March 19, 2020 • 2:00 pm

I spent most of today dealing with duck and other logistic issues, and also heading to the library, which closes at 5 pm today for a minimum of two weeks. I have a stash of books at home, but am uncomfortable if it gets too low, so I also checked out the collected short stories of Katherine Mansfield and several novels by Eudora Welty (Francine Prose recommended these in another book I’m perusing: Reading Like a Writer.) Now, along with several cases of wine at home as well as lots of food and books, I’m set for whatever comes.

I just fed the ducks, too. We’re down to three drakes and two queens: Honey and Dorothy (Dot). I didn’t see Honey when I first went to the pond, and then heard quacking from above. I looked up and saw Her Flyness standing on a window ledge on the third floor of Erman, the building where she nested last year. I suspect she’s scoping out where to put her nest for this year. But when I went upstairs to get my camera, she flew back to the pond, swimming with Dot and her drake (it needs a name), with all three of these mallards chasing the other two males back and forth.

That chasing has impeded my feeding the hens, but there are fewer Weinsteins now and I managed to get both of the hens to eat.
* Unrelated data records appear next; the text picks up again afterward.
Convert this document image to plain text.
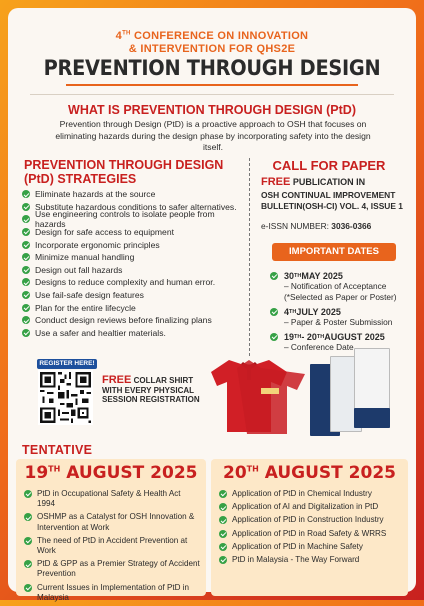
4TH CONFERENCE ON INNOVATION
& INTERVENTION FOR QHS2E
PREVENTION THROUGH DESIGN
WHAT IS PREVENTION THROUGH DESIGN (PtD)
Prevention through Design (PtD) is a proactive approach to OSH that focuses on eliminating hazards during the design phase by incorporating safety into the design itself.
PREVENTION THROUGH DESIGN (PtD) STRATEGIES
Eliminate hazards at the source
Substitute hazardous conditions to safer alternatives.
Use engineering controls to isolate people from hazards
Design for safe access to equipment
Incorporate ergonomic principles
Minimize manual handling
Design out fall hazards
Designs to reduce complexity and human error.
Use fail-safe design features
Plan for the entire lifecycle
Conduct design reviews before finalizing plans
Use a safer and healtier materials.
CALL FOR PAPER
FREE PUBLICATION IN
OSH CONTINUAL IMPROVEMENT
BULLETIN(OSH-CI) VOL. 4, ISSUE 1
e-ISSN NUMBER: 3036-0366
IMPORTANT DATES
30 TH MAY 2025
– Notification of Acceptance
(*Selected as Paper or Poster)
4 TH JULY 2025
– Paper & Poster Submission
19 TH - 20 TH AUGUST 2025
– Conference Date
REGISTER HERE!
FREE COLLAR SHIRT
WITH EVERY PHYSICAL
SESSION REGISTRATION
TENTATIVE
19TH AUGUST 2025
PtD in Occupational Safety & Health Act 1994
OSHMP as a Catalyst for OSH Innovation & Intervention at Work
The need of PtD in Accident Prevention at Work
PtD & GPP as a Premier Strategy of Accident Prevention
Current Issues in Implementation of PtD in Malaysia
20TH AUGUST 2025
Application of PtD in Chemical Industry
Application of AI and Digitalization in PtD
Application of PtD in Construction Industry
Application of PtD in Road Safety & WRRS
Application of PtD in Machine Safety
PtD in Malaysia - The Way Forward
Here are some pictures of the trio of pals, and one video of the three chasing the two interloper drakes.

Dot is in front of Honey, with their wingman at the rear.

Here’s a video showing the continual pursuit of the two interloper drakes by Honey, Dot, and their Wingman (maybe I should just call him “Wingman”). They’d rather chase those drakes out of the pond than eat, but I did manage to get the two hens to eat a decent lunch.

And the customary postprandial preening in the duck ring. Honey’s in the rear.

Good times! And with most people gone from campus, the ducks won’t be disturbed and, I hope, will fatten up and breed prolifically.

11 thoughts on “Thursday: Duck report

  1. They probably want to establish their territory early so later, in peace, they can pig out, get fat, and breed like it’s the last pond on Earth.

    1. Beat me to it! Yes, Dash is the only logical name for the drake. Works well for the Morse code Dot and Dash and as a shortened for for Dashing, assuming he is handsome, for a duck, whatever that might mean.

  2. Since I’m sitting home getting cabin fever, I’ll note that the a pair of diving “ducks” (I think mergansers) have just arrived outside and are fishing in the pond. Not competing with the mallards you’ll be happy to know! We see these going north in the spring and south in the fall – so I guess the season must be changing – as suggested by the recent change in the precipitation from solid to liquid phase.

  3. Samuel L. Quackson.

    W.E.B. du Feet. (…du Pied, if you want to stick with French. Du Feet sounds more fun to me)

    Sax Mallard (Jazz saxophonist, deceased)

  4. It’s good they will let you still feed the ducks. I’ve considered my older sister, father, and aunt as workaholics but never myself until now. I guess I’ve always been a workaholic when it comes to religion, philosophy, and science.